Von Essen would give anything to bring back the 343 firefighters who died in the attacks on the World Trade Center. But he has a substantial, if secondary, personal reason for wanting a return to anonymity. Von Essen was the only public figure whose image was tarnished by the tragedy.
Now he has written a book. Though he’s not trying to live up to an advance anywhere near Rudy Giuliani’s $3 million, two-book deal, the stakes couldn’t be higher for the 56-year-old FDNY lifer. Strong of Heart is Von Essen’s chance to rescue his reputation. Even if the book doesn’t earn him sympathy, he deserves credit for being true to himself: a mix of boyish enthusiasm and acid temper.
He details the agony he felt but rarely displayed in front of TV cameras; Von Essen repeatedly sought out rooms where he could close the door and cry, alone. Describing his decisions, however, he is either bravely honest or foolish. Where sensitivity and savvy are called for, he shows himself totally misreading the situation. As plans are finalized to cut the number of firefighters searching the wreckage, Giuliani asks Von Essen, “Will this be a big deal?” He replies, “For some of the workers, maybe. But not the average guys. They’ll understand.” The redeployment sets off fistfights.
In other places, Von Essen – since January a senior vice-president at Giuliani Partners – spreads the blame. He criticizes staff fire chiefs for not taking command of NYPD and Port Authority forces at the Trade Center site.
A senior chief, told of Von Essen’s commentary, is incredulous: “The cops are the ones with the guns – we’re gonna tell them what to do? The PD and PA wouldn’t even meet with us!

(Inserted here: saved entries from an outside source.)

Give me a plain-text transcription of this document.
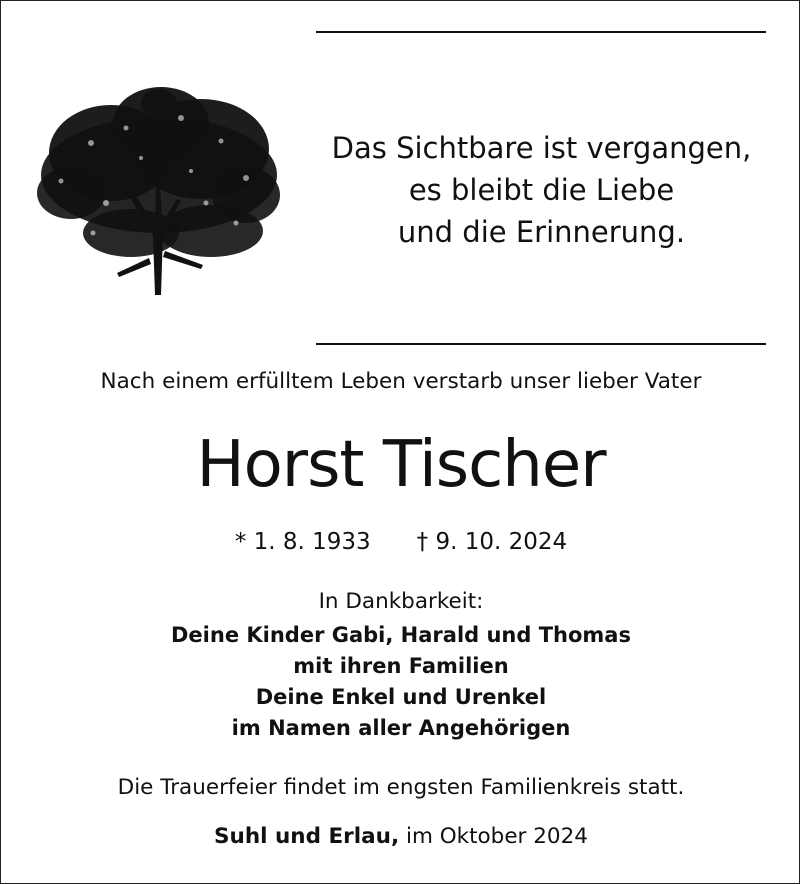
Das Sichtbare ist vergangen,
es bleibt die Liebe
und die Erinnerung.
Nach einem erfülltem Leben verstarb unser lieber Vater
Horst Tischer
* 1. 8. 1933 † 9. 10. 2024
In Dankbarkeit:
Deine Kinder Gabi, Harald und Thomas
mit ihren Familien
Deine Enkel und Urenkel
im Namen aller Angehörigen
Die Trauerfeier findet im engsten Familienkreis statt.
Suhl und Erlau, im Oktober 2024
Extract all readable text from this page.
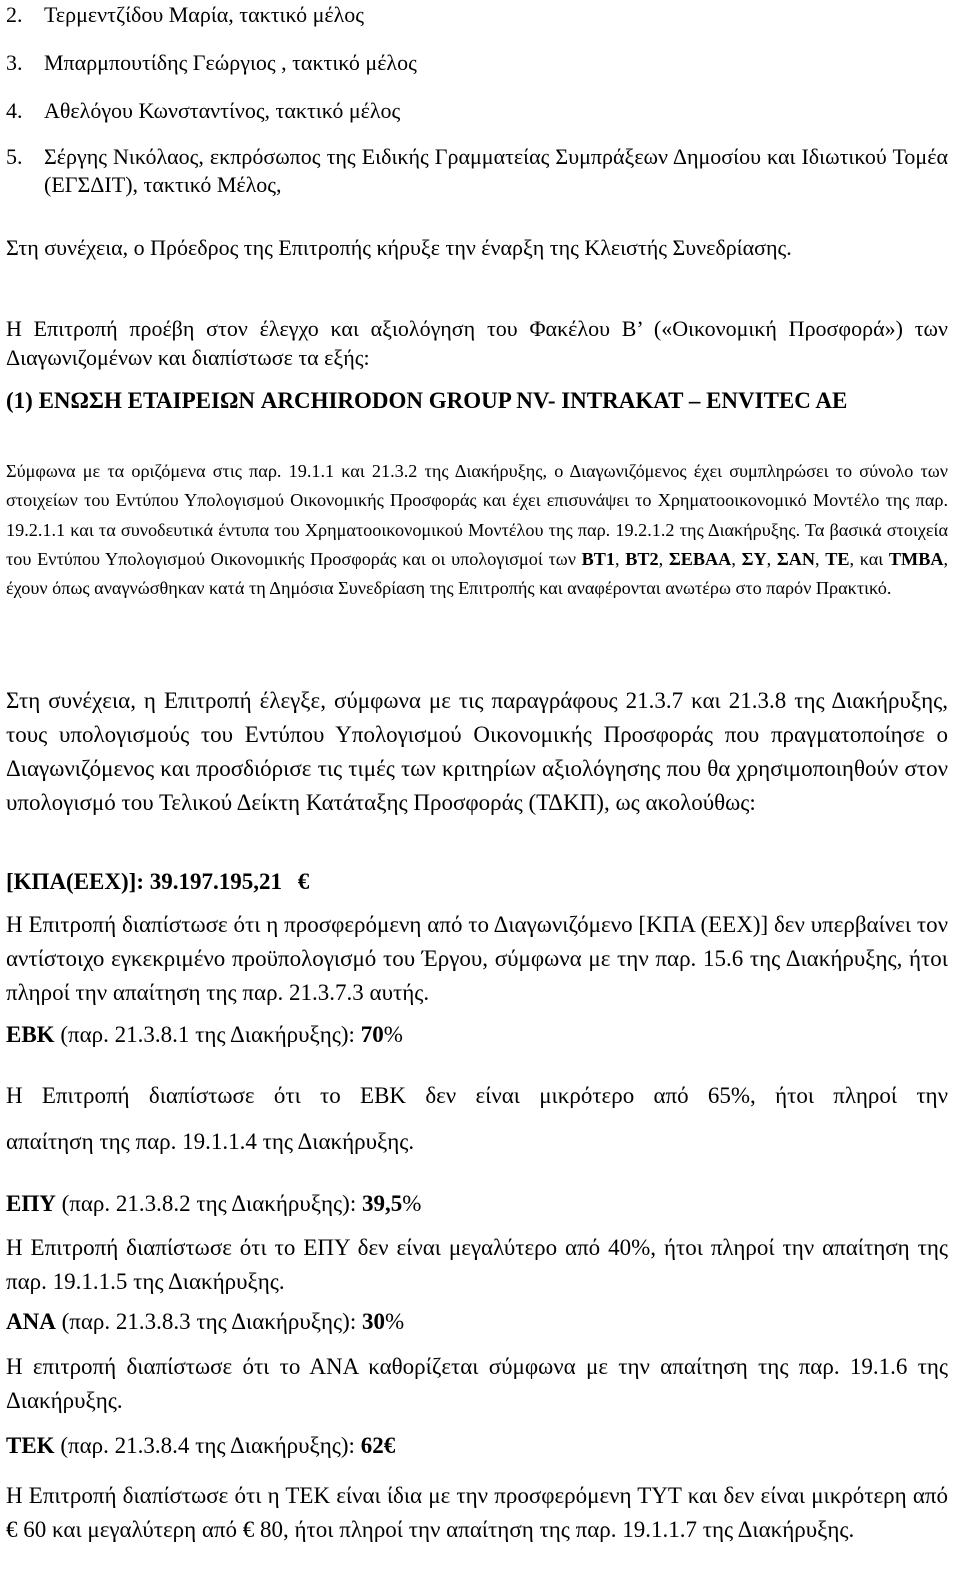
2. Τερμεντζίδου Μαρία, τακτικό μέλος
3. Μπαρμπουτίδης Γεώργιος , τακτικό μέλος
4. Αθελόγου Κωνσταντίνος, τακτικό μέλος
5. Σέργης Νικόλαος, εκπρόσωπος της Ειδικής Γραμματείας Συμπράξεων Δημοσίου και Ιδιωτικού Τομέα (ΕΓΣΔΙΤ), τακτικό Μέλος,

Στη συνέχεια, ο Πρόεδρος της Επιτροπής κήρυξε την έναρξη της Κλειστής Συνεδρίασης.

Η Επιτροπή προέβη στον έλεγχο και αξιολόγηση του Φακέλου Β’ («Οικονομική Προσφορά») των Διαγωνιζομένων και διαπίστωσε τα εξής:

(1) ΕΝΩΣΗ ΕΤΑΙΡΕΙΩΝ ARCHIRODON GROUP NV- INTRAKAT – ENVITEC AE

Σύμφωνα με τα οριζόμενα στις παρ. 19.1.1 και 21.3.2 της Διακήρυξης, ο Διαγωνιζόμενος έχει συμπληρώσει το σύνολο των στοιχείων του Εντύπου Υπολογισμού Οικονομικής Προσφοράς και έχει επισυνάψει το Χρηματοοικονομικό Μοντέλο της παρ. 19.2.1.1 και τα συνοδευτικά έντυπα του Χρηματοοικονομικού Μοντέλου της παρ. 19.2.1.2 της Διακήρυξης. Τα βασικά στοιχεία του Εντύπου Υπολογισμού Οικονομικής Προσφοράς και οι υπολογισμοί των ΒΤ1, ΒΤ2, ΣΕΒΑΑ, ΣΥ, ΣΑΝ, ΤΕ, και ΤΜΒΑ, έχουν όπως αναγνώσθηκαν κατά τη Δημόσια Συνεδρίαση της Επιτροπής και αναφέρονται ανωτέρω στο παρόν Πρακτικό.

Στη συνέχεια, η Επιτροπή έλεγξε, σύμφωνα με τις παραγράφους 21.3.7 και 21.3.8 της Διακήρυξης, τους υπολογισμούς του Εντύπου Υπολογισμού Οικονομικής Προσφοράς που πραγματοποίησε ο Διαγωνιζόμενος και προσδιόρισε τις τιμές των κριτηρίων αξιολόγησης που θα χρησιμοποιηθούν στον υπολογισμό του Τελικού Δείκτη Κατάταξης Προσφοράς (ΤΔΚΠ), ως ακολούθως:

[ΚΠΑ(ΕΕΧ)]: 39.197.195,21 €

Η Επιτροπή διαπίστωσε ότι η προσφερόμενη από το Διαγωνιζόμενο [ΚΠΑ (ΕΕΧ)] δεν υπερβαίνει τον αντίστοιχο εγκεκριμένο προϋπολογισμό του Έργου, σύμφωνα με την παρ. 15.6 της Διακήρυξης, ήτοι πληροί την απαίτηση της παρ. 21.3.7.3 αυτής.

ΕΒΚ (παρ. 21.3.8.1 της Διακήρυξης): 70%

Η Επιτροπή διαπίστωσε ότι το ΕΒΚ δεν είναι μικρότερο από 65%, ήτοι πληροί την

απαίτηση της παρ. 19.1.1.4 της Διακήρυξης.

ΕΠΥ (παρ. 21.3.8.2 της Διακήρυξης): 39,5%

Η Επιτροπή διαπίστωσε ότι το ΕΠΥ δεν είναι μεγαλύτερο από 40%, ήτοι πληροί την απαίτηση της παρ. 19.1.1.5 της Διακήρυξης.

ΑΝΑ (παρ. 21.3.8.3 της Διακήρυξης): 30%

Η επιτροπή διαπίστωσε ότι το ΑΝΑ καθορίζεται σύμφωνα με την απαίτηση της παρ. 19.1.6 της Διακήρυξης.

ΤΕΚ (παρ. 21.3.8.4 της Διακήρυξης): 62€

Η Επιτροπή διαπίστωσε ότι η ΤΕΚ είναι ίδια με την προσφερόμενη ΤΥΤ και δεν είναι μικρότερη από € 60 και μεγαλύτερη από € 80, ήτοι πληροί την απαίτηση της παρ. 19.1.1.7 της Διακήρυξης.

Von Essen had the mayor’s ear; why wasn’t he getting Giuliani to have everyone play nice in the sandbox?” Von Essen’s response, over the phone, is so blistering that he insists it remain off-the-record.
He has no illusions that Strong of Heart will win over his bitter enemies, but he says, “The really solid firefighters and the families that didn’t understand why I did certain things, I’d love for them to understand.”
New York’s firefighters were deified after September 11. By including his spite as well as his sorrow, Von Essen accomplishes a rare and good thing for a memoirist: He portrays himself as entirely human.